The response to the bombings at the Boston Marathon put agency collaboration ambitions to the test.

bombing crime scene

The FBI turns the Boston Marathon bombing crime scene back over to the city in an informal ceremony held April 22. (FBI photo)

The April 15 Boston Marathon bombings, which killed three and injured dozens more, highlight how far federal agencies have come in collaborating and sharing information in the past decade -- and how far they have yet to go.

Under standard operations, agencies face challenges in sharing data related to ownership and its often stovepiped nature, as well as obstacles in governance and policy, yet those challenges go out the window when incidents like the Boston bombings occur, said Donna Roy, executive director of the Department of Homeland Security's Information Sharing Environment (ISE).

"You go from cooperation to collaboration instantly," said Roy, speaking at the ACT-IAC Management of Change 2013 conference in Cambridge, Md.

Roy was a member of a panel that included information-sharing experts at the state and federal levels.

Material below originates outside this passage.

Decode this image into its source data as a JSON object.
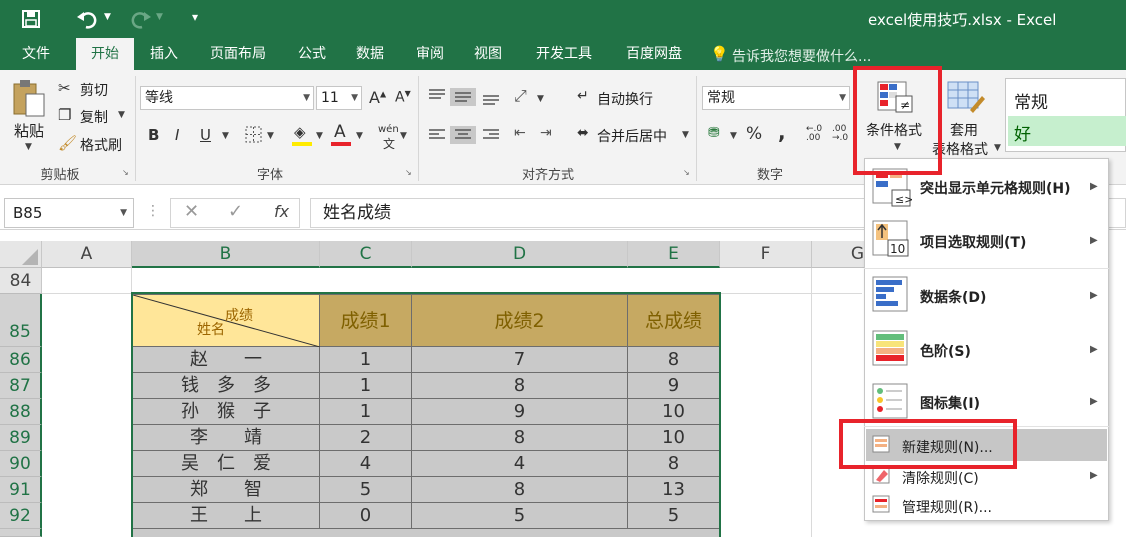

The panelists frequently used the Boston bombings as an example of successes and failures in cross-agency sharing.

DHS assisted in the FBI-led investigation into the bombings, helping track, trace and use data that grew to 10 terabytes just 24 hours after the explosions occurred. For example, once it became clear that the explosions were intentional rather than accidental, agencies used available information to track the type of bomb, and technology tools helped them find out where information to make that type of bomb was publicly available.

At the same time, federal agencies teamed with local law enforcement officials to analyze cell phone call logs, text messages, social media data, video surveillance footage and mountains of photographs to identify suspects -- an effort Roy said highlighted the big-data techniques used by the FBI.

"We want to make information available as quickly as possible," Roy said. "In a threat situation, all those barriers come down because we really need to share information, but barriers creep back up when there is not an end threat."

Why can't information sharing between agencies always work as effectively as it can under duress?

Mike Howell, ISE deputy program manager, said technology limitations, legal issues, bureaucratic obstacles and data security are the biggest roadblocks.

The technology challenges, Howell said, are mostly "known and solvable and in many cases have been solved by someone," yet they require solutions scalable to the federal level.

That can take time, as can "stupid bureaucratic obstacles that prevent people from doing what they know how to do," Howell said. Bureaucracy can add months or years to information-sharing trivialities that would not cause any real slowdowns for a private company.

Security also remains a concern, Howell said, adding that a governmentwide solution to identity management is still in the works.

"One of the things that trips us up is [the question of] how do I secure information and share at the same time?" Howell said. "We're modeling information assets against identity and security controls. How can I find out from sensitive sources what less classified people need to know to act without divulging [information] they aren't allowed to know? It's a challenge."

Lastly, Howell said, policy issues, especially regarding privacy, will likely garner significant attention in the near future.

After the Boston bombings, suspicious social media behavior on the part of the suspects and their prior interactions with federal officials led many to believe the bombings should have been prevented.

Howell said the perceived failure within the intelligence community -- a criticism that was also lodged in the aftermath of the 2001 terrorist attacks -- is related in many ways to the barriers erected to protect individuals' privacy.

"There are barriers in place, with good intent, and legal structures restricting which parts of government can see and have certain kinds of information," Howell said. "As a citizen, I applaud that. I'm glad I'm protected from abuse by government. But as a member of the government, I know it can impede people's abilities. This is why you have to have structures in information sharing."